Tuesday, February 1, 2011

More Florida

Ezra Klein has aggregated a variety of takes on the ruling of the Federal Judge from Florida here. I don't have anything enlightening to add to the legal questions, but leave all this here:
  • If the ACA is repealed in its entirety, then the status quo health care system will bankrupt our country.
  • If the ACA is implemented in its entirety, we will still have to do more on costs to develop a sustainable health care system, which is a necessary but not sufficient condition for a sustainable federal budget.
Regardless of what the Honorables say, we need to work the policy problems and there is much to do. It will take both sides to achieve success.

Update: and a short history of the individual mandate for health insurance, here, via NPR from last February. Another update: Health Affairs blog on the judicial opinion.

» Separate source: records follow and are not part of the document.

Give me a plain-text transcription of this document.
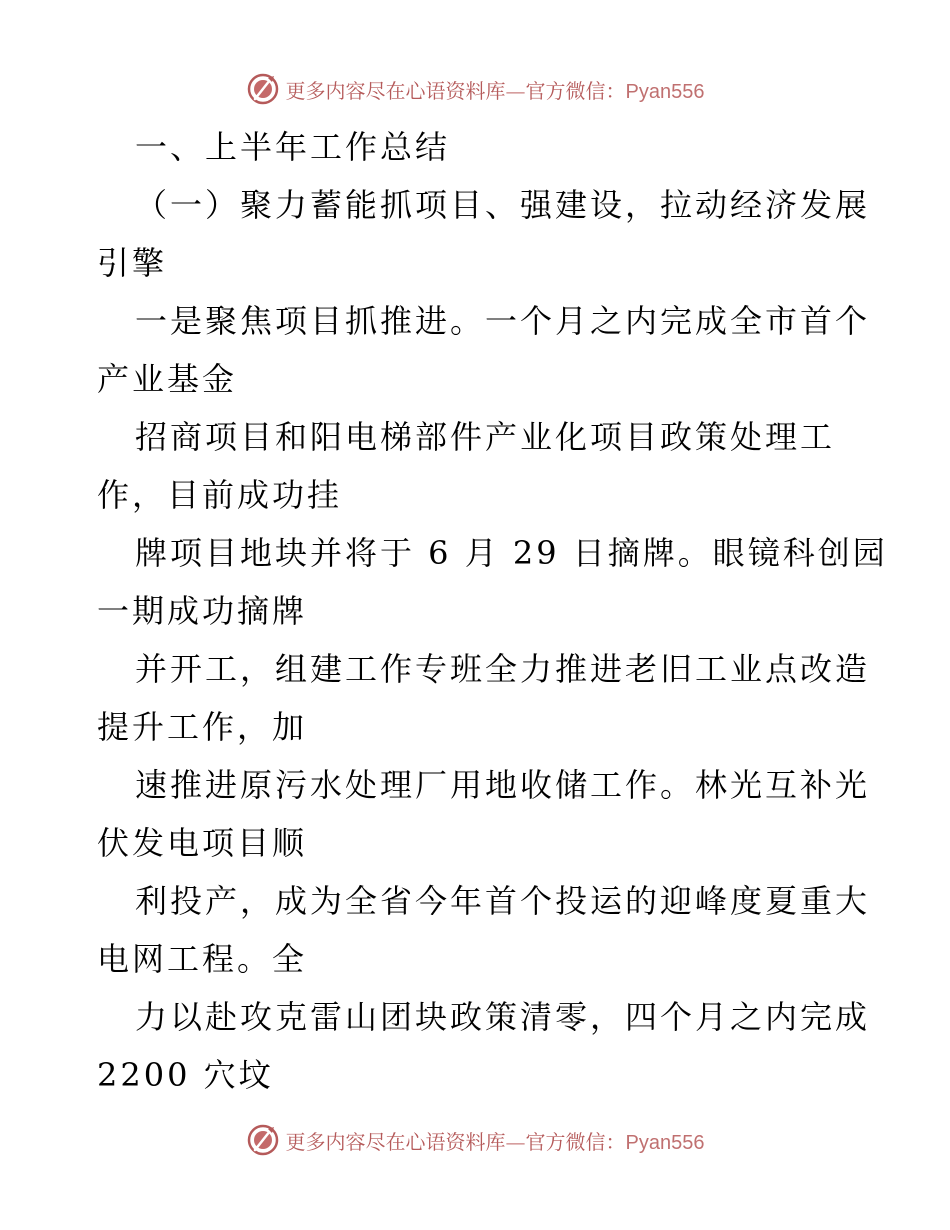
更多内容尽在心语资料库—官方微信：Pyan556
一、上半年工作总结
（一）聚力蓄能抓项目、强建设，拉动经济发展
引擎
一是聚焦项目抓推进。一个月之内完成全市首个
产业基金
招商项目和阳电梯部件产业化项目政策处理工
作，目前成功挂
牌项目地块并将于 6 月 29 日摘牌。眼镜科创园
一期成功摘牌
并开工，组建工作专班全力推进老旧工业点改造
提升工作，加
速推进原污水处理厂用地收储工作。林光互补光
伏发电项目顺
利投产，成为全省今年首个投运的迎峰度夏重大
电网工程。全
力以赴攻克雷山团块政策清零，四个月之内完成
2200 穴坟
更多内容尽在心语资料库—官方微信：Pyan556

  1. I agree with you. The more I have learned about ACA the more I became convinced that the problem with health care reform in the United States is our unwillingness to reform comprehensive health care plans. If the big ideas behind ACA are going to work, they should be driving down health care costs in Massachusetts. Arguably Massachusetts received a bonanza when it convinced the uninsured to start overpaying for their health insurance and yet their lowest cost health care plan is $1000 per month more expensive that one in Ohio. Obviously the uninsured are not the problem with health cost growth in Massachusetts. The problem is our "double or nothing" bet that the comprehensive health care model is the solution. Comprehensive health care plans have been good to us over the years but they never have been good about cost control. Around 85% of the country is covered by comprehensive health care plans. Our health cost growth problem started with comprehensive health care plans and it will end with them. The time for these plans has come and gone. The more we try to save and extend comprehensive health care, the bigger the spending hole we dig. I don't think we can tweak ACA to make it work. Unfortunately I think the political model for handling this situation is the same model we are using to resolve "bankruptcy" issues with the states and cities.

  2. I can see multiple routes to dealing with costs via implementation of the ACA and changing/improving the law. If it were repealed fully, I don't see a way forward. I don't have any confidence based on the Republican's past record on health reform (which is to be vehement in opposition and silent in power) that they will ever get around to the replace part.